Our (Animal) Partners

Making sure our sheep live their best lives.






Sheep are our partners in bringing our knits to life. So making sure they lead a happy existence is the least we can do.

Each Sheep Station we work with is ZQ certified. Meaning they conform to the highest animal welfare standards worldwide.

Not that you’d know it.
Smiling isn’t really their thing.

 


Living naturally

All our Merino sheep live in New Zealand’s High Country. With loads of space to walk, run around and turn up their bleats.

Each station must offer five basic freedoms to the sheep. With human intervention only happening when there is a risk to the sheep’s wellbeing.

To ensure they are free to live their happiest, fullest lives.


The five essential freedoms.

Free to live naturally

All our sheep are free range. Free to roam in vast open pastures, with typically more than an acre of space each, though they prefer to roam with their mates. With so much land available and a hands off approach, they’re free to act naturally, and display normal patterns of behaviour.

Free from distress

All our Growers must handle and manage their sheep to avoid any unnecessary stress and pain. That’s why mulesing – a painful on-farm procedure traditionally used to prevent flystrike disease - is NOT permitted on our farms. Farm facilities are also maintained to ensure they don’t pose a risk of injury. Safety first, always.

Free from thirst

All our sheep are farmed in a manner where they can forage as they please. Well fed sheep with good nutrition are better able to cope with natural stress, like extreme weather. Growers manage their farms to ensure their sheep always have access to clean water and adequate nutrition

Free from discomfort

Over the years, our woollen friends have evolved in environments with extremes of heat and cold, largely on account of their fleece. This means they’re able to survive and thrive in varying conditions. However, to give them a helping hand, our Growers go that step further to protect sheep from distress. By ensuring they have adequate shade and shelter available at all times.

Free from disease

To minimise stress or discomfort, Growers regularly monitor their flock to prevent disease, illness and to rapidly diagnose animal health issues.
A lot of our Growers come from sheep farming families, where stockmanship knowledge is developed and passed on over generations of farming.

About shearing

The sheep’s fibre is harvested through a process called shearing. Which is a bit like getting a 'number 4' haircut.

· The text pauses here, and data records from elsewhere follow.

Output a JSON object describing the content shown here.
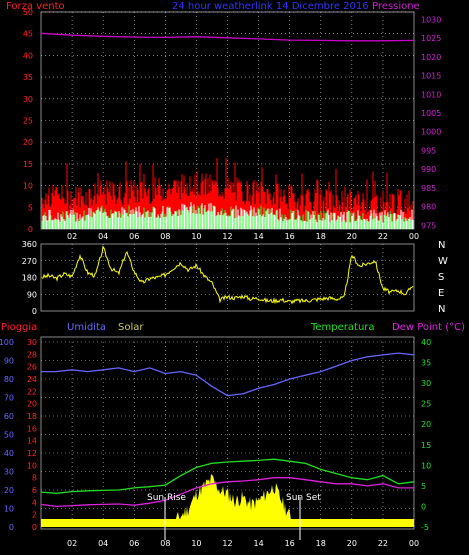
{
  "header": {
    "left_label": "Forza vento",
    "center_title": "24 hour weatherlink  14 Dicembre 2016",
    "right_label": "Pressione"
  },
  "bottom_header": {
    "rain_label": "Pioggia",
    "humidity_label": "Umidita",
    "solar_label": "Solar",
    "temperature_label": "Temperatura",
    "dewpoint_label": "Dew Point (°C)"
  },
  "compass": [
    "N",
    "W",
    "S",
    "E",
    "N"
  ],
  "annotations": {
    "sun_rise": "Sun Rise",
    "sun_set": "Sun Set"
  },
  "colors": {
    "wind": "#ff0000",
    "gust_fill": "#ff0000",
    "wind_avg": "#ffffff",
    "wind_low": "#22ff22",
    "pressure": "#cc00cc",
    "direction": "#ffff00",
    "humidity": "#6666ff",
    "temperature": "#22dd22",
    "dewpoint": "#dd22dd",
    "solar": "#ffff00",
    "rain": "#ff2222",
    "grid": "#ffffff"
  },
  "chart_data": [
    {
      "type": "line",
      "name_hint": "wind-pressure",
      "x_ticks": [
        "02",
        "04",
        "06",
        "08",
        "10",
        "12",
        "14",
        "16",
        "18",
        "20",
        "22",
        "00"
      ],
      "x_range_hours": [
        0,
        24
      ],
      "y_left": {
        "ticks": [
          0,
          5,
          10,
          15,
          20,
          25,
          30,
          35,
          40,
          45,
          50
        ],
        "range": [
          0,
          50
        ]
      },
      "y_right": {
        "ticks": [
          975,
          980,
          985,
          990,
          995,
          1000,
          1005,
          1010,
          1015,
          1020,
          1025,
          1030
        ],
        "range": [
          974,
          1032
        ]
      },
      "series": [
        {
          "key": "pressure",
          "axis": "right",
          "hours": [
            0,
            2,
            4,
            6,
            8,
            10,
            12,
            14,
            16,
            18,
            20,
            22,
            24
          ],
          "values": [
            1026.3,
            1025.8,
            1025.5,
            1025.3,
            1025.2,
            1025.4,
            1025.1,
            1024.8,
            1024.5,
            1024.4,
            1024.3,
            1024.3,
            1024.4
          ]
        }
      ],
      "wind_gust_profile": {
        "hours": [
          0,
          2,
          4,
          6,
          8,
          10,
          12,
          14,
          16,
          18,
          20,
          22,
          24
        ],
        "values": [
          7,
          7,
          8,
          8,
          9,
          10,
          9,
          8,
          7,
          6,
          6,
          6,
          6
        ]
      },
      "wind_avg_profile": {
        "hours": [
          0,
          2,
          4,
          6,
          8,
          10,
          12,
          14,
          16,
          18,
          20,
          22,
          24
        ],
        "values": [
          3,
          3,
          4,
          4,
          4,
          5,
          4,
          4,
          3,
          3,
          3,
          3,
          3
        ]
      },
      "grid": true
    },
    {
      "type": "scatter",
      "name_hint": "wind-direction",
      "y_ticks": [
        0,
        90,
        180,
        270,
        360
      ],
      "y_range": [
        0,
        360
      ],
      "hours": [
        0,
        0.5,
        1,
        1.5,
        2,
        2.5,
        3,
        3.5,
        4,
        4.5,
        5,
        5.5,
        6,
        6.5,
        7,
        7.5,
        8,
        8.5,
        9,
        9.5,
        10,
        10.5,
        11,
        11.5,
        12,
        12.5,
        13,
        13.5,
        14,
        14.5,
        15,
        15.5,
        16,
        16.5,
        17,
        17.5,
        18,
        18.5,
        19,
        19.5,
        20,
        20.5,
        21,
        21.5,
        22,
        22.5,
        23,
        23.5,
        24
      ],
      "values": [
        180,
        190,
        175,
        200,
        185,
        300,
        205,
        190,
        340,
        230,
        200,
        320,
        210,
        150,
        175,
        180,
        195,
        230,
        260,
        220,
        245,
        190,
        150,
        60,
        75,
        70,
        80,
        65,
        70,
        55,
        55,
        60,
        50,
        55,
        55,
        60,
        65,
        70,
        65,
        70,
        300,
        240,
        255,
        270,
        120,
        100,
        110,
        90,
        150
      ],
      "grid": true
    },
    {
      "type": "line",
      "name_hint": "humidity-temperature-solar",
      "x_ticks": [
        "02",
        "04",
        "06",
        "08",
        "10",
        "12",
        "14",
        "16",
        "18",
        "20",
        "22",
        "00"
      ],
      "x_range_hours": [
        0,
        24
      ],
      "y_humidity": {
        "ticks": [
          0,
          10,
          20,
          30,
          40,
          50,
          60,
          70,
          80,
          90,
          100
        ],
        "range": [
          0,
          100
        ]
      },
      "y_rain": {
        "ticks": [
          0,
          2,
          4,
          6,
          8,
          10,
          12,
          14,
          16,
          18,
          20,
          22,
          24,
          26,
          28,
          30
        ],
        "range": [
          0,
          30
        ]
      },
      "y_temp": {
        "ticks": [
          -5,
          0,
          5,
          10,
          15,
          20,
          25,
          30,
          35,
          40
        ],
        "range": [
          -5,
          40
        ]
      },
      "series": [
        {
          "key": "humidity",
          "axis": "humidity",
          "hours": [
            0,
            1,
            2,
            3,
            4,
            5,
            6,
            7,
            8,
            9,
            10,
            11,
            12,
            13,
            14,
            15,
            16,
            17,
            18,
            19,
            20,
            21,
            22,
            23,
            24
          ],
          "values": [
            84,
            84,
            85,
            84,
            85,
            86,
            84,
            86,
            83,
            84,
            82,
            76,
            71,
            72,
            75,
            77,
            80,
            82,
            84,
            87,
            90,
            92,
            93,
            94,
            93
          ]
        },
        {
          "key": "temperature",
          "axis": "temp",
          "hours": [
            0,
            1,
            2,
            3,
            4,
            5,
            6,
            7,
            8,
            9,
            10,
            11,
            12,
            13,
            14,
            15,
            16,
            17,
            18,
            19,
            20,
            21,
            22,
            23,
            24
          ],
          "values": [
            3.5,
            3.2,
            3.6,
            3.8,
            3.9,
            4.0,
            4.5,
            4.8,
            5.2,
            7.5,
            9.5,
            10.5,
            10.8,
            11.0,
            11.2,
            11.5,
            11.0,
            10.5,
            9.0,
            8.0,
            7.0,
            6.5,
            7.5,
            5.5,
            6.0
          ]
        },
        {
          "key": "dewpoint",
          "axis": "temp",
          "hours": [
            0,
            1,
            2,
            3,
            4,
            5,
            6,
            7,
            8,
            9,
            10,
            11,
            12,
            13,
            14,
            15,
            16,
            17,
            18,
            19,
            20,
            21,
            22,
            23,
            24
          ],
          "values": [
            0.5,
            0.0,
            0.2,
            0.4,
            0.5,
            0.6,
            0.3,
            0.8,
            1.5,
            3.0,
            4.5,
            5.5,
            6.0,
            6.2,
            6.5,
            7.0,
            7.0,
            6.5,
            6.0,
            5.5,
            5.5,
            5.0,
            5.5,
            4.5,
            4.5
          ]
        },
        {
          "key": "solar",
          "axis": "humidity",
          "hours": [
            0,
            8,
            8.5,
            9,
            9.5,
            10,
            10.5,
            11,
            11.5,
            12,
            12.5,
            13,
            13.5,
            14,
            14.5,
            15,
            15.5,
            16,
            16.5,
            24
          ],
          "values": [
            0,
            0,
            2,
            6,
            10,
            18,
            22,
            26,
            20,
            18,
            14,
            16,
            12,
            14,
            18,
            22,
            14,
            6,
            0,
            0
          ]
        }
      ],
      "rain_baseline": 0,
      "grid": true
    }
  ]
}
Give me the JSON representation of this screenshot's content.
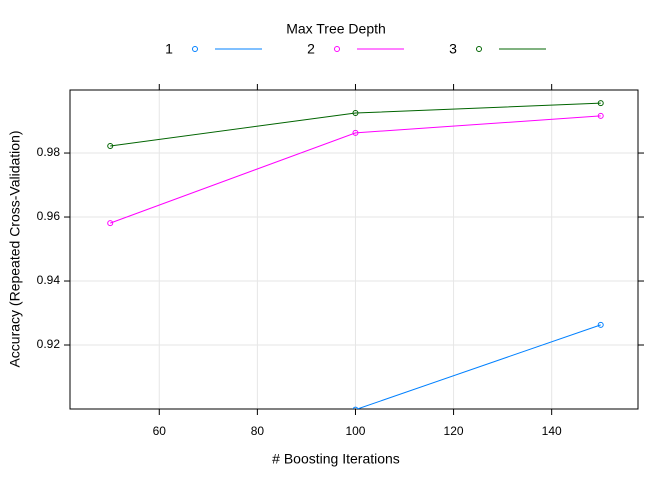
{
  "chart_data": {
    "type": "line",
    "legend_title": "Max Tree Depth",
    "xlabel": "# Boosting Iterations",
    "ylabel": "Accuracy (Repeated Cross-Validation)",
    "x": [
      50,
      100,
      150
    ],
    "series": [
      {
        "name": "1",
        "color": "#0080ff",
        "values": [
          null,
          0.8998,
          0.9263
        ]
      },
      {
        "name": "2",
        "color": "#ff00ff",
        "values": [
          0.9581,
          0.9863,
          0.9916
        ]
      },
      {
        "name": "3",
        "color": "#006400",
        "values": [
          0.9822,
          0.9925,
          0.9956
        ]
      }
    ],
    "xlim": [
      41.8,
      157.6
    ],
    "ylim": [
      0.9,
      0.9997
    ],
    "xticks": [
      60,
      80,
      100,
      120,
      140
    ],
    "yticks": [
      0.92,
      0.94,
      0.96,
      0.98
    ],
    "grid": true,
    "legend_position": "top"
  }
}
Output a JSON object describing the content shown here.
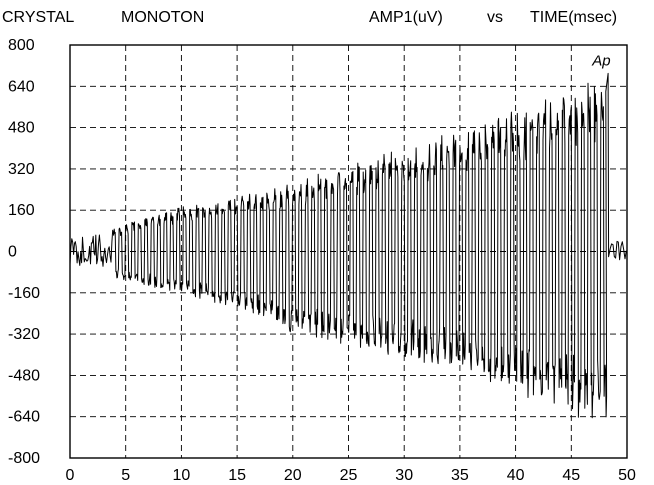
{
  "header": {
    "left_title": "CRYSTAL",
    "middle_title": "MONOTON",
    "y_quantity": "AMP1(uV)",
    "vs": "vs",
    "x_quantity": "TIME(msec)"
  },
  "chart_data": {
    "type": "line",
    "title": "CRYSTAL MONOTON",
    "ylabel": "AMP1(uV)",
    "xlabel": "TIME(msec)",
    "xlim": [
      0,
      50
    ],
    "ylim": [
      -800,
      800
    ],
    "x_ticks": [
      "0",
      "5",
      "10",
      "15",
      "20",
      "25",
      "30",
      "35",
      "40",
      "45",
      "50"
    ],
    "y_ticks": [
      "800",
      "640",
      "480",
      "320",
      "160",
      "0",
      "-160",
      "-320",
      "-480",
      "-640",
      "-800"
    ],
    "grid": "dashed",
    "annotation": "Ap",
    "annotation_position": {
      "x": 47.7,
      "y": 720
    },
    "envelope": {
      "time_ms": [
        0,
        3,
        5,
        10,
        15,
        20,
        25,
        30,
        35,
        40,
        45,
        47,
        48.5
      ],
      "upper_uV": [
        60,
        80,
        110,
        180,
        220,
        270,
        340,
        410,
        480,
        560,
        650,
        680,
        700
      ],
      "lower_uV": [
        -70,
        -90,
        -120,
        -170,
        -230,
        -330,
        -380,
        -430,
        -480,
        -560,
        -640,
        -660,
        -650
      ]
    },
    "oscillation": {
      "start_ms": 3.8,
      "end_ms": 48.2,
      "cycles": 77
    },
    "tail": {
      "start_ms": 48.2,
      "end_ms": 50,
      "value_uV": 0
    },
    "colors": {
      "trace": "#000000",
      "grid": "#000000",
      "background": "#ffffff"
    }
  }
}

Shearers are highly skilled people and pride themselves on the careful handling of the sheep. They leave a good covering of wool on the sheep, to keep them warm.

All our farms are third party audited, including random audits during the shearing season to ensure the high standard of animal welfare is maintained.

Our Sheep Stations

Working with partners who care as much as we do.

 

 

 

Happiest sheep = Best wool

Looking after our sheep is not only the right thing to do. It’s the clever thing to do too. Distressed sheep create breakages in the wool fibre. Meaning poor quality wool.

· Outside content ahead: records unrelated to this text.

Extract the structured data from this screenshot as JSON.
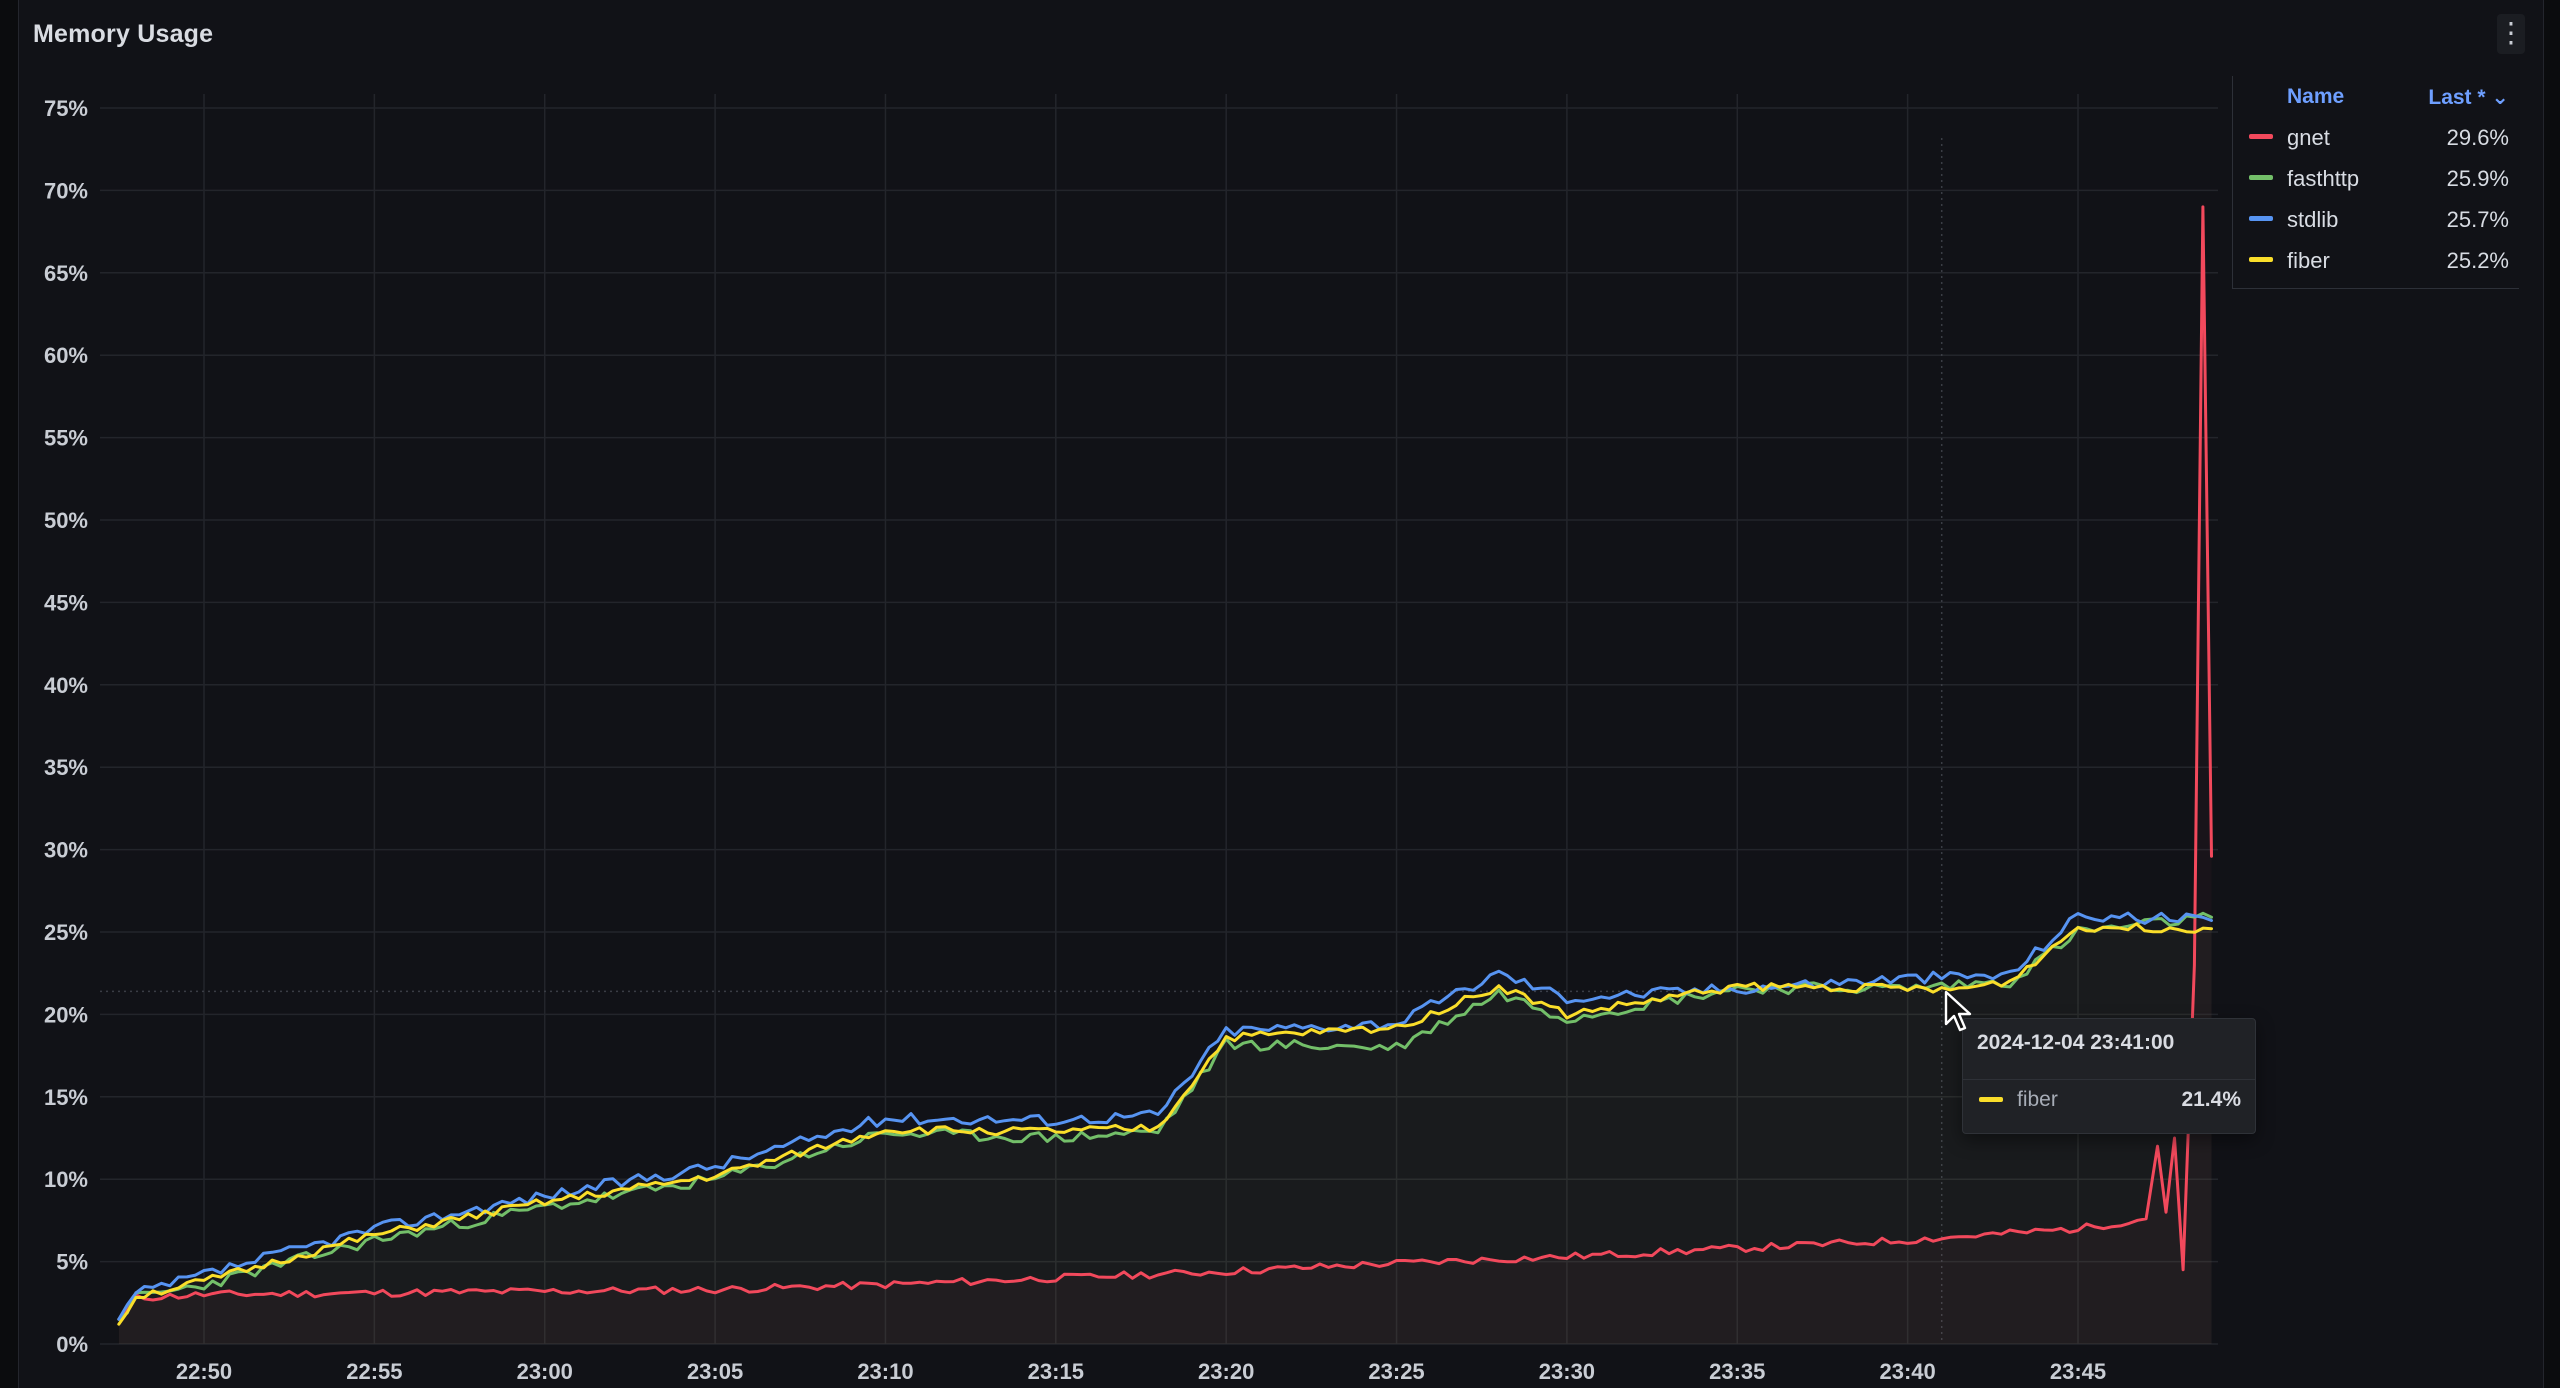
{
  "panel": {
    "title": "Memory Usage",
    "menu_icon": "vertical-ellipsis-icon"
  },
  "legend": {
    "name_header": "Name",
    "last_header": "Last * ⌄",
    "rows": [
      {
        "name": "gnet",
        "value": "29.6%",
        "color": "#f2495c"
      },
      {
        "name": "fasthttp",
        "value": "25.9%",
        "color": "#73bf69"
      },
      {
        "name": "stdlib",
        "value": "25.7%",
        "color": "#5794f2"
      },
      {
        "name": "fiber",
        "value": "25.2%",
        "color": "#fade2a"
      }
    ]
  },
  "tooltip": {
    "timestamp": "2024-12-04 23:41:00",
    "series": "fiber",
    "value": "21.4%",
    "color": "#fade2a"
  },
  "chart_data": {
    "type": "line",
    "title": "Memory Usage",
    "y_ticks": [
      "0%",
      "5%",
      "10%",
      "15%",
      "20%",
      "25%",
      "30%",
      "35%",
      "40%",
      "45%",
      "50%",
      "55%",
      "60%",
      "65%",
      "70%",
      "75%"
    ],
    "ylim": [
      0,
      75
    ],
    "x_ticks": [
      "22:50",
      "22:55",
      "23:00",
      "23:05",
      "23:10",
      "23:15",
      "23:20",
      "23:25",
      "23:30",
      "23:35",
      "23:40",
      "23:45"
    ],
    "x_minutes": [
      0,
      5,
      10,
      15,
      20,
      25,
      30,
      35,
      40,
      45,
      50,
      55
    ],
    "grid": true,
    "legend_position": "right",
    "series": [
      {
        "name": "gnet",
        "color": "#f2495c",
        "points": [
          [
            "22:47:30",
            1.5
          ],
          [
            "22:48:00",
            2.8
          ],
          [
            "22:50:00",
            3.0
          ],
          [
            "22:55:00",
            3.1
          ],
          [
            "23:00:00",
            3.2
          ],
          [
            "23:05:00",
            3.3
          ],
          [
            "23:10:00",
            3.6
          ],
          [
            "23:15:00",
            4.0
          ],
          [
            "23:20:00",
            4.4
          ],
          [
            "23:25:00",
            4.9
          ],
          [
            "23:30:00",
            5.3
          ],
          [
            "23:35:00",
            5.8
          ],
          [
            "23:40:00",
            6.3
          ],
          [
            "23:45:00",
            7.0
          ],
          [
            "23:47:00",
            7.6
          ],
          [
            "23:47:20",
            12.0
          ],
          [
            "23:47:35",
            8.0
          ],
          [
            "23:47:50",
            12.5
          ],
          [
            "23:48:05",
            4.5
          ],
          [
            "23:48:25",
            23.0
          ],
          [
            "23:48:40",
            69.0
          ],
          [
            "23:48:55",
            29.6
          ]
        ]
      },
      {
        "name": "fasthttp",
        "color": "#73bf69",
        "points": [
          [
            "22:47:30",
            1.5
          ],
          [
            "22:48:00",
            2.8
          ],
          [
            "22:50:00",
            3.6
          ],
          [
            "22:55:00",
            6.3
          ],
          [
            "23:00:00",
            8.3
          ],
          [
            "23:05:00",
            10.0
          ],
          [
            "23:10:00",
            12.8
          ],
          [
            "23:15:00",
            12.5
          ],
          [
            "23:18:00",
            12.9
          ],
          [
            "23:20:00",
            18.2
          ],
          [
            "23:25:00",
            18.0
          ],
          [
            "23:28:00",
            21.3
          ],
          [
            "23:30:00",
            19.8
          ],
          [
            "23:35:00",
            21.6
          ],
          [
            "23:40:00",
            21.6
          ],
          [
            "23:43:00",
            22.0
          ],
          [
            "23:45:00",
            25.0
          ],
          [
            "23:48:55",
            25.9
          ]
        ]
      },
      {
        "name": "stdlib",
        "color": "#5794f2",
        "points": [
          [
            "22:47:30",
            1.5
          ],
          [
            "22:48:00",
            3.0
          ],
          [
            "22:50:00",
            4.2
          ],
          [
            "22:55:00",
            7.0
          ],
          [
            "23:00:00",
            9.0
          ],
          [
            "23:05:00",
            10.8
          ],
          [
            "23:10:00",
            13.7
          ],
          [
            "23:15:00",
            13.6
          ],
          [
            "23:18:00",
            13.9
          ],
          [
            "23:20:00",
            19.0
          ],
          [
            "23:25:00",
            19.5
          ],
          [
            "23:28:00",
            22.5
          ],
          [
            "23:30:00",
            21.0
          ],
          [
            "23:35:00",
            21.6
          ],
          [
            "23:40:00",
            22.2
          ],
          [
            "23:43:00",
            22.4
          ],
          [
            "23:45:00",
            26.0
          ],
          [
            "23:48:55",
            25.7
          ]
        ]
      },
      {
        "name": "fiber",
        "color": "#fade2a",
        "points": [
          [
            "22:47:30",
            1.2
          ],
          [
            "22:48:00",
            2.9
          ],
          [
            "22:50:00",
            3.8
          ],
          [
            "22:55:00",
            6.6
          ],
          [
            "23:00:00",
            8.6
          ],
          [
            "23:05:00",
            10.2
          ],
          [
            "23:10:00",
            13.0
          ],
          [
            "23:15:00",
            12.9
          ],
          [
            "23:18:00",
            13.1
          ],
          [
            "23:20:00",
            18.6
          ],
          [
            "23:25:00",
            19.2
          ],
          [
            "23:28:00",
            21.7
          ],
          [
            "23:30:00",
            20.0
          ],
          [
            "23:35:00",
            21.7
          ],
          [
            "23:40:00",
            21.6
          ],
          [
            "23:41:00",
            21.4
          ],
          [
            "23:43:00",
            22.0
          ],
          [
            "23:45:00",
            25.3
          ],
          [
            "23:48:55",
            25.2
          ]
        ]
      }
    ]
  }
}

Our Merino wool is the best out there.
Which means our sheep are the happiest sheep out there.

ZQ Certified

The ZQ certification is a strictly audited standard for animal and environmental welfare. With less than 1% of sheep stations worldwide being eligible for the program.

Being ZQ certified means sheep are humanely treated, well fed, live naturally and have healthy lives, and are not subjected to mulesing. It also ensures that biodiversity must be a top priority for any sheep station that qualifies.

 

Playing their (environmental) part

First things first. Sheep produce methane. And there is no denying that industrial farming carries a huge responsibility for our climate crisis.

However, our sheep prove that they can be part of the solution. By being an active part of the regenerative farming ecosystem.

Keeping the farm’s soil healthy by closing the nutrient loop and reducing the need for fertilisers. Meaning they play a crucial part in us being able to provide wool which has a negative CO2 footprint.

So in this case they are not guilty by association.

 

Sheep and seaweed?

 

We are currently trialling seaweed supplements with the sheep’s feed to reduce methane impact. In trials this has reduced methane by up to 70%. And should the trial positively conclude, will be looking to implement this throughout our sheep stations.




 

Strictly no mulesing

We have a strict no mulesing policy, but in any case, mulesing is also prohibited in New Zealand. Mulesing is a surgical procedure that removes a section of skin from the sheep’s rear. It is carried out to reduce the risk of attack by flies (often described as flystrike). Our farmers have adopted integrated strategies to manage the risk of flystrike, without mulesing.

Sheep included

We want you to feel connected to nature and understand where our things come from, so each of our items comes with its very own trackable sheep. You’ll get updates when they’re on the move, getting a haircut, or having little lambs of their own.


They’ll also never bother you with voice notes or views on current political structures, because they’re sheep.